Properly encoding rigidity through type systems, SQL checks/triggers/conditions, etc is hard. It takes a really long time to really iron out all the string and integer/double/long typing out of your system, let alone do it in a way which matches up properly with your backing datastore. Once you've got it set up and nailed down with tests, then you're golden, but that's a cost that is usually not worth paying until long-term need is determined.
(3) people who ponder what's the best solution for a given situation? Sometimes you want dynamic languages, or schema-less data. Sometimes you want rigid interfaces and verifiability.
Eg rolling out a public API in Thrift/protobuf will severely difficult its adoption, whereas Rest/JSON is pretty much the standard - but then building microservices that communicate to each other in Rest/JSON quickly leads to a costly, hard to maintain, inconsistent mess.
We're obsessed with "one fits all" absolutes in tech. We should have more "it depends" imho
I've worked on both types of projects. My previous project used Scala on the backend and Node for the public API. Thrift was used to maintain persistent, reusable, connections between the public API and the backend, and to enforce strict typing on message values.
What I really liked about Thrift is that all I needed to know how to use the service was the thrift definition file. It was self-documenting.
My current project uses HTTP and JSON to communicate from the public API to the backend services. There is significantly more overhead (latency and bandwidth) and no enforced document structure (moving toward Swagger to help with that).
HTTP+JSON is great for the front-end where you need a more universally parsable response, but when you control the communication between two systems, something like Thrift/Protobuf solves a lot of problems that a common with REST-ish services.
No No No. This is like asking which is a better tool - a nail or screw? Since everyone is so familiar with SQL, they are avoiding very good reasons to use NoSQL.
'NoSQL' is just a broad term for datastores that do not normally use standard Structured Query Language to retrieve data. Most NoSQL do allow for for very structured data as well as some query languages that are similar to SQL.

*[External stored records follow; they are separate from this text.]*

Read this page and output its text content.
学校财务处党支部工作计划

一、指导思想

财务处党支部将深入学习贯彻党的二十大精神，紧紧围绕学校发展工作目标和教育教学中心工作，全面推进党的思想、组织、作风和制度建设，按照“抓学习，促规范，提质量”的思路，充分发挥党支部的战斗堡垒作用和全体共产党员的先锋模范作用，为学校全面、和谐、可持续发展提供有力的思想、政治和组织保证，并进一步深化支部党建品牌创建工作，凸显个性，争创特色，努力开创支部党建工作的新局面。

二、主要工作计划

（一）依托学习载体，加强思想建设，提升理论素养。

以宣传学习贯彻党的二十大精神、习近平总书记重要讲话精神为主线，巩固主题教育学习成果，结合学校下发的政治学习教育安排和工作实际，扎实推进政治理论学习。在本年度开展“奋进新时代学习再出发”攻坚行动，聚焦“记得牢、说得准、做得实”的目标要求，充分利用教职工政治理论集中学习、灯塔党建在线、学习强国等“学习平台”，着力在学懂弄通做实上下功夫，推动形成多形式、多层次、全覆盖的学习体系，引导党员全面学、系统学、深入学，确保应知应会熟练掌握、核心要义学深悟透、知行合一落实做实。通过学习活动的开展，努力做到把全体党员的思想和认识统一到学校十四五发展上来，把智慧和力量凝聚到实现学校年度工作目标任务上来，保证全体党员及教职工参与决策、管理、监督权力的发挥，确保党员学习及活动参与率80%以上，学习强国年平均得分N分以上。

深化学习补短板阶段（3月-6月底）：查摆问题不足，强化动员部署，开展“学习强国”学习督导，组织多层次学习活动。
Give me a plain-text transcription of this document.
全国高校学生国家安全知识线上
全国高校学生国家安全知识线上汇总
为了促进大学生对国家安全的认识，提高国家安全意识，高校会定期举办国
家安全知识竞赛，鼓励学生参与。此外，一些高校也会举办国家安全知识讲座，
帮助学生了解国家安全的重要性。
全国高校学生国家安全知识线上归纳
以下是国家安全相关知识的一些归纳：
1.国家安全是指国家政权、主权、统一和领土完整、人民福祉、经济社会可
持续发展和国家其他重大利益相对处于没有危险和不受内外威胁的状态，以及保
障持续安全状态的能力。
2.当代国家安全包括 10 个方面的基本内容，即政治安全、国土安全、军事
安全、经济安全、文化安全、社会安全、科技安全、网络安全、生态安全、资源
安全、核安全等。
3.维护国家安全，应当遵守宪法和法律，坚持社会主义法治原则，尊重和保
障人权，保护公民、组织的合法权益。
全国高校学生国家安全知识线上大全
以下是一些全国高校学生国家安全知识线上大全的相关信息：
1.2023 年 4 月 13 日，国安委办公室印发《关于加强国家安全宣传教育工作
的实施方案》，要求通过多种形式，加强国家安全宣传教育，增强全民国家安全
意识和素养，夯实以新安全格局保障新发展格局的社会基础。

BigTable (Hadoop, Cassandra, Dynamo) and block stores (Amazon S3, Redis, MemcacheD) are absolutely critical to cloud services. Json tuple document DBs are needed for mobile and messaging apps. Graph is for relationships, and Marklogic has an awesome NoSQL Db focused on XML.
Full disclosure: I am the founder of NoSQL.Org - but I also use multiple relational SQL databases every day.
Although companies like Snowflake are bridging the gap between the two camps, with products that can natively ingest JSON and Avro, and makes it queryable via SQL allowing for joins etc.
It's possible to use SQL to retrieve data from a text file; that's not the same as using SQL backed by an actual relational database engine (and a well designed schema) that has been perfected over many decades.
1. new business evolving quickly to meet and discover the product that fits the market they are chasing.
2. established and optimizing for a possibly still growing market but very well established set of features and use cases. They can take longer to deliver new features and can save lots of money by optimizing.